The group led the former CEO of Operations at NHS England, Sir David Sloom, who warned Wales “starts from a difficult position.”
He said that this is due to its old residents and relatively patients, which increases health variations, “and the historically waiting lists” and a “very difficult” financial location.
He said that it was a clear performance in many areas “urgent interest” and “transformation”.
But the report insists that these improvements should not be driven by new policies or goals, but instead through “unavoidable focus” on handing over the current obligations.
The report’s recommendations revolve around:
- Sharing the best ways of work and reducing contrast between health councils
- Enhancing medical or clinical sounds within NHS and the Welsh government
- Commitment by NHS to be more transparent and “improved in public places”
- The most obvious accountability and performance management
- An additional financing from the Welsh government is conditional on performance

Sir David said if health councils can know more of each other, which can help increase performance.
“The Welsh health care system has been prepared for success, and in many places,” he added.
“But the problem is that it is going well in everything somewhere, but not everything everywhere.
“The key is how to generalize and make everyone the same standard as the best performance.”
He said that another priority is that the Welsh government to enhance its operations in maintaining NHS, describing the current control systems “complex” and “muddy”.
“We are talking about the need for a more clear and more clear framework,” he said.
“I think the clarification, sharpening it will really help, what I would like to say is other systems around the world struggling with this too.
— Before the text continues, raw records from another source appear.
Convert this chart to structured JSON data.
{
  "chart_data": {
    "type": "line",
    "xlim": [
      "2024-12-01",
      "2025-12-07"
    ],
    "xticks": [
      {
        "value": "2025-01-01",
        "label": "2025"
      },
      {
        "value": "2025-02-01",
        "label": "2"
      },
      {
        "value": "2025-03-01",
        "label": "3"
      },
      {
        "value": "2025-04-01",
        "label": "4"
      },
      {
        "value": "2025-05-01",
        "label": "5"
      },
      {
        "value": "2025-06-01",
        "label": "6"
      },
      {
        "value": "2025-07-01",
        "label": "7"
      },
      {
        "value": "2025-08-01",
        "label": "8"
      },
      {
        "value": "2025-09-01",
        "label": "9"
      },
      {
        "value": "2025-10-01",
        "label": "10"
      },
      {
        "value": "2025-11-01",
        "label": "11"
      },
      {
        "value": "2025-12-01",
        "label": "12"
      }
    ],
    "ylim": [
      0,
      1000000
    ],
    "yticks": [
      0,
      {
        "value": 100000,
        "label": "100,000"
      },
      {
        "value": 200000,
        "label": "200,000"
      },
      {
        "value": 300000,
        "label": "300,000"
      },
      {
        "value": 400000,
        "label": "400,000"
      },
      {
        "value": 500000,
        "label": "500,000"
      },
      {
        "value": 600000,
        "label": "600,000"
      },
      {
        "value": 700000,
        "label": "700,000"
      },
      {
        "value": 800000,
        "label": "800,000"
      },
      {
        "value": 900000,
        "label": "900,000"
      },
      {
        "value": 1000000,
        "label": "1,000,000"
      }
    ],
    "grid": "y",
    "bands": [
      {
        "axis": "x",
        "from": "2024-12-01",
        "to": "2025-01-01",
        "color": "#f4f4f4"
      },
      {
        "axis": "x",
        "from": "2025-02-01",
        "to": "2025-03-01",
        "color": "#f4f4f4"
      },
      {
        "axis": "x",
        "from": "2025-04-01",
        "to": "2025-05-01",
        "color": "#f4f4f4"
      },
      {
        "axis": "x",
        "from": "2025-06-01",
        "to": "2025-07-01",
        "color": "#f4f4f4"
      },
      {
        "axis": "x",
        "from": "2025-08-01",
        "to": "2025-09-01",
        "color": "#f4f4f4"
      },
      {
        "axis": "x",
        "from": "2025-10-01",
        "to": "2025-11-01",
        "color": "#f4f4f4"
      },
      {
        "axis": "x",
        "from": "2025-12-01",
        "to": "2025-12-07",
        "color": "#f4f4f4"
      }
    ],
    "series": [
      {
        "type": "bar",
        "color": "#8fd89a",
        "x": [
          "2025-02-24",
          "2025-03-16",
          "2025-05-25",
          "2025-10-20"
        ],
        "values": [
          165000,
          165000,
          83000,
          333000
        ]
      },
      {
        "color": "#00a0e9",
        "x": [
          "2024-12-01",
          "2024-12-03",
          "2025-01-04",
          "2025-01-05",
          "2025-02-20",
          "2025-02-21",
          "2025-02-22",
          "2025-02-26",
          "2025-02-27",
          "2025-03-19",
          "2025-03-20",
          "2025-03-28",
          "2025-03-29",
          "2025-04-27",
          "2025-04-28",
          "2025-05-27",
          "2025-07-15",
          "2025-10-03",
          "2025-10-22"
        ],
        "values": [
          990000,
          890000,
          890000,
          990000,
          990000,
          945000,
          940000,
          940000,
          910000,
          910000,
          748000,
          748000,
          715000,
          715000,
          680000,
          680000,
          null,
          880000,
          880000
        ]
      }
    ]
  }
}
This is not a unique challenge.”
While welcoming the report of the Experts Committee, Miles admitted that he had always had always had a comfortable reading.
“There are some messages that strike difficult in the report on performance and productivity via NHS as a whole … there are some difficult messages there, but it is basically an optimistic report, because it shows a way towards the way we can get this level of performance to where we all want people to get quick access to the best possible care.”
“I think it is a good report. I welcome it. It is difficult in many parts, but it also determines, as I think, a positive way to go forward, and welcome it.”
However, the Minister of Health denied that his decision to bring external experts to make a “new perspective” in NHS performance suggested that the Welsh Labor Party government, after 26 years, ran out of ideas.
Instead, he argued that it was a sign of “a confident government in its commitment to NHS … that it is ready to look at others to help us.”
Meanwhile, the Experts Committee indicated that the great improvement should be possible in the Welsh NHS, because of its organization and some ideas that support Welsh health policy.
In this regard, the report argues, “Wales should aspire to have the leading health care system in the world.”